Elinor Ostrom is an economist whose work on governing systems for common shared resources won the Nobel Prize for Economics in 2009.
The question Ostrom is interested in is how we govern shared natural resources to ensure their long-term economic viability. We are constantly faced with the issue of Common Pool Resources (CPRs) – resources that need to be sustainable used by many people – from the scale of a local fishing pond, all the way up to the planet.
Up until recently, The Tragedy of the Commons was a widely accepted and believed mythological tale among the indigenous tribes of Economists.
Justifications of the myth usually involve Game Theory and The Prisoner's Dilemma.
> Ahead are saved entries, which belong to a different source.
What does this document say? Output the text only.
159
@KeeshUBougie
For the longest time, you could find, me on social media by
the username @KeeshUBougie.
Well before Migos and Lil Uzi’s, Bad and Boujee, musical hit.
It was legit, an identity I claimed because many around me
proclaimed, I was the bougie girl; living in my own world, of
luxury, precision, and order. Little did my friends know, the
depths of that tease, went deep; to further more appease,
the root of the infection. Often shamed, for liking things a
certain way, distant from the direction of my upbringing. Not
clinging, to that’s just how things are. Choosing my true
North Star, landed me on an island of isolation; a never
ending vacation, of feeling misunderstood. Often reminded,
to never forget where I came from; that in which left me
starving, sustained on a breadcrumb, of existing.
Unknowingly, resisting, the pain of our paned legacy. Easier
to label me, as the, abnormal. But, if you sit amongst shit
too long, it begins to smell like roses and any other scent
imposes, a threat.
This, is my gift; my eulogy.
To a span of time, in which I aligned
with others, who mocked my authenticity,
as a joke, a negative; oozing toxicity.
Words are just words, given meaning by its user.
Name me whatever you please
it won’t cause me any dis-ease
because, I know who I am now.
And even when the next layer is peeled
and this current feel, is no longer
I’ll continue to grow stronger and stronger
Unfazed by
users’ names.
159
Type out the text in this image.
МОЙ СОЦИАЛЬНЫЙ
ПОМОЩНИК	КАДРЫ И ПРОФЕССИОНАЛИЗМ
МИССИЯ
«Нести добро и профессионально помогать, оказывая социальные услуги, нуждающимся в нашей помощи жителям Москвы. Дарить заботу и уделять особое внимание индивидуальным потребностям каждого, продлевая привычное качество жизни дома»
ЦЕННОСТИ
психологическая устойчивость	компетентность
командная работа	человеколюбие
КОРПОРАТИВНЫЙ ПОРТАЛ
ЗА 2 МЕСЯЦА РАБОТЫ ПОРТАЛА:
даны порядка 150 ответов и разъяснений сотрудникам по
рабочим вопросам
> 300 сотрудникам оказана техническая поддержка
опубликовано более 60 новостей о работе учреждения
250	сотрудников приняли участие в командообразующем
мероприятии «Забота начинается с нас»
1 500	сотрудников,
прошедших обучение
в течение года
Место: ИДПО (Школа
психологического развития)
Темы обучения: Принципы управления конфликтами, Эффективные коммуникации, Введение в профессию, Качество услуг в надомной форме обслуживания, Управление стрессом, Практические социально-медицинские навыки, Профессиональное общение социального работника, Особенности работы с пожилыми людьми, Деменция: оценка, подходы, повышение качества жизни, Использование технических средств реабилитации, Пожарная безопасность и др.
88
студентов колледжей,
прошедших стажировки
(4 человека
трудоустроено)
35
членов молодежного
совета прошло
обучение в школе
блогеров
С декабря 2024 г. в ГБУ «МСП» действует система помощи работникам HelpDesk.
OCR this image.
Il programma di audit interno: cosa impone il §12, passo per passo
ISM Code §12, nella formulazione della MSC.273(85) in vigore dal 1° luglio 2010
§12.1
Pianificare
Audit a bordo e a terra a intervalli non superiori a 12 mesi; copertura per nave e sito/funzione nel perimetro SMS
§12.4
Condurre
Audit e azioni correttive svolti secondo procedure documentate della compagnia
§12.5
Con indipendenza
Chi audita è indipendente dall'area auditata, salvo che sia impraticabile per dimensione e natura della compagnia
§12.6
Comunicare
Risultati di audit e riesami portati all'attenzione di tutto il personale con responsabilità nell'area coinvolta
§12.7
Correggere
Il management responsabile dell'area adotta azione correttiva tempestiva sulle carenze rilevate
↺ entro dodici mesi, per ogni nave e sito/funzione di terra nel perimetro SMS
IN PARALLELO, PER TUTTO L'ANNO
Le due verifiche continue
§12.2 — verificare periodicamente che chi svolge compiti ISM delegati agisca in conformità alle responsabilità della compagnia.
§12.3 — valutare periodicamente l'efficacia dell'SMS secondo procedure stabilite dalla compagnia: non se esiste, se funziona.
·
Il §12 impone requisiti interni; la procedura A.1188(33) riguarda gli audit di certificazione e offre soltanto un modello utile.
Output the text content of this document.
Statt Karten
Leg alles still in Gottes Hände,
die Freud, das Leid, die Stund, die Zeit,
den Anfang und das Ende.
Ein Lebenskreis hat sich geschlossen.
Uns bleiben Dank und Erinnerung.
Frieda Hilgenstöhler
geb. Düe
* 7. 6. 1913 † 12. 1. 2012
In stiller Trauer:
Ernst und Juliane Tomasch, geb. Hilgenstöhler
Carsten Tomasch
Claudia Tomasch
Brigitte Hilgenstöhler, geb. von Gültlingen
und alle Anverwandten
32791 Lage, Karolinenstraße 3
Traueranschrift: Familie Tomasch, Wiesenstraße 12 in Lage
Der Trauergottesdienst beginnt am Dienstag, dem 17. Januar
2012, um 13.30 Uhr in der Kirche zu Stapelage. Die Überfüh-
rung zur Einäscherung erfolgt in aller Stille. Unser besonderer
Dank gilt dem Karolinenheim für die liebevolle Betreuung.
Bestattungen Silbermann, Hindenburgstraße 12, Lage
Economists dreamt up hypothetical possibilities of how Homo Economicus might behave inside of a mathematical equation or strategy diagram.
What they failed to realise is that empiricism and the scientific method relies on reality, which means conducting ethnographic studies with IRL humans to see how they actually behave in complex social contexts, rather than in pencil drawings on paper.
The proposed solution to the myth usually involved state regulation or privatisation. Ostrom found state intervention and market solutions were not successful in "enabling individuals to sustain long-term, productive use of natural resource systems."
Central agencies are often too far removed from the daily realities of what goes on within a common resource, and tie themselves into bureaucratic knots trying to manage it.
Privatisation tries to divide the common resource into individual parcels of property. Which gets tricky when the common resource is all the fish in the ocean.
Instead of relying on state or market models, Ostrom found communities of individuals have been far more effective at developing their own governance systems for shared resources - ones that resemble neither states nor corporations.